Outro tema interessante mencionado nos textos de Sociologia da Guerra é o surgimento dos exércitos privados, de mercenários. Depois da queda da União Soviética, restou uma grande quantidade de arsenais e de exércitos que existiam para guardar a “Cortina de Ferro”, que ficaram sem trabalho.
A isso se pode somar também, por um lado, a dissolução de exércitos, gente disponível pela redução de forças armadas estatais e pelo efeito do neoliberalismo com a ideia de diminuir o Estado. Há que se privatizar tarefas que antes eram do Estado; mas privatiza-se também a educação e as tarefas de defesa e de inteligência. São os mercenários que formam parte importante das forças invasoras, por exemplo, dos Estados Unidos e seus aliados no Iraque, Afeganistão e outros lugares do mundo, com as vantagens de que este tipo de empresa livra os Estados de algumas responsabilidades. Se há torturas, diz-se que eram empresas privadas que estavam cuidando dos prisioneiros, ou com a incumbência da informação.
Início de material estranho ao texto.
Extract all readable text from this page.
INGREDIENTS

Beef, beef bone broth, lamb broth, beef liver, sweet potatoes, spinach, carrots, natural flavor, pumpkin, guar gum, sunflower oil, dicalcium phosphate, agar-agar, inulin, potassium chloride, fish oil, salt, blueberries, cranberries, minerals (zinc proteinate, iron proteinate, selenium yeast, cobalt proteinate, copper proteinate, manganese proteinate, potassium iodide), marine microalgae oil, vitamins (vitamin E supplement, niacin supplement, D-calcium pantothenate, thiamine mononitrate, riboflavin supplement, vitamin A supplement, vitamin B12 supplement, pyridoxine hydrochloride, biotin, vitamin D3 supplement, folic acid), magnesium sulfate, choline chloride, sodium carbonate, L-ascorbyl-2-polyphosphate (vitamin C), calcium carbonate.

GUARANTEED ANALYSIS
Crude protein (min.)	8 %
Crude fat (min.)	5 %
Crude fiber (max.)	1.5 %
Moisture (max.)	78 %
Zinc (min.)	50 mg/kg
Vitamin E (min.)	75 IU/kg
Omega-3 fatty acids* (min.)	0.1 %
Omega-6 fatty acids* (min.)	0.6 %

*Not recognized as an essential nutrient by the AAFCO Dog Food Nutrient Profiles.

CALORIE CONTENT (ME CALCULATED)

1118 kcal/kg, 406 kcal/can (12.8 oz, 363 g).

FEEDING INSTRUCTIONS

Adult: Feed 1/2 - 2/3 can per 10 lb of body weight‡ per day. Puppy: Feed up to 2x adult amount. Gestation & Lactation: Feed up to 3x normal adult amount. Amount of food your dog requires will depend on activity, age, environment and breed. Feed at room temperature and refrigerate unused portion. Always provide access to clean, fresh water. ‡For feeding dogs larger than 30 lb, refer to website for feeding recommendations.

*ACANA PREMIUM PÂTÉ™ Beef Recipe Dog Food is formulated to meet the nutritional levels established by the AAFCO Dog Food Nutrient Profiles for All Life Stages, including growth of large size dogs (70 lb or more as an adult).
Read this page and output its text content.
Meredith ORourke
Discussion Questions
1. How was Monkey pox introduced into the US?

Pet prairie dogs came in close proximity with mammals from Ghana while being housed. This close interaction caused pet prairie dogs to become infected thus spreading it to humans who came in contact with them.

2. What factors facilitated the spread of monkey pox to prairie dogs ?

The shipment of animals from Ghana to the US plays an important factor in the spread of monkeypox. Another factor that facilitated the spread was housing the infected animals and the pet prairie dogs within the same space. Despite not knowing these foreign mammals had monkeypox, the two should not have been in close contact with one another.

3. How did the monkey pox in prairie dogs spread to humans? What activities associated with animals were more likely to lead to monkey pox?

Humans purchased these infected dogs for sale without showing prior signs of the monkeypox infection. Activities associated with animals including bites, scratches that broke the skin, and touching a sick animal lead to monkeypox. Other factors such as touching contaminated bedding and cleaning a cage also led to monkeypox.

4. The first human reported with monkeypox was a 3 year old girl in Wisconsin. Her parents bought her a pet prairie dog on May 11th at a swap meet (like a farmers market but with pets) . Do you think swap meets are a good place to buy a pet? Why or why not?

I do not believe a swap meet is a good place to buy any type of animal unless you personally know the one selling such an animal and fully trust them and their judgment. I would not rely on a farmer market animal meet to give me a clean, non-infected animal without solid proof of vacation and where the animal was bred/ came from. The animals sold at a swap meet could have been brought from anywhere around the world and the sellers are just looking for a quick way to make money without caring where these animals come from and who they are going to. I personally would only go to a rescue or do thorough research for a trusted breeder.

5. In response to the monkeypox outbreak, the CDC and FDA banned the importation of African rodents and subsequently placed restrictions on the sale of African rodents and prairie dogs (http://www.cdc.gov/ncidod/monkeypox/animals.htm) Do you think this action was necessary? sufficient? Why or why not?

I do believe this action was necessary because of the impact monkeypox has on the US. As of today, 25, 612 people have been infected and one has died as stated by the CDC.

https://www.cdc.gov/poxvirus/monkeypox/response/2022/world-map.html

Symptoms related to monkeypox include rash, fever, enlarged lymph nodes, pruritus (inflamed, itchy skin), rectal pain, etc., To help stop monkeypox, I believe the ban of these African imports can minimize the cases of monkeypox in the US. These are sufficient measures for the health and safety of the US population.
Além disso, minimizam custos políticos, porque quando estes soldados morrem parece que morreram constam como mortes civis. São contratistas, mas também são forças armadas. Dados: já em 2008, as principais forças de ocupação no Iraque eram empresas privadas. No século XXI, participaram em todos os cenários de guerra. Estas empresas também surgem de grupos econômicos que produzem armas ou são petroleiras, como a Halliburton. Na verdade, estas empresas começam a questionar a pretensão do monopólio legítimo da violência que detém o Estado-nação. Mas, ainda que seja surpreendente, até a organização supranacional que são as Nações Unidas contrata estas empresas. Aparecem como pessoal de segurança ou de logística.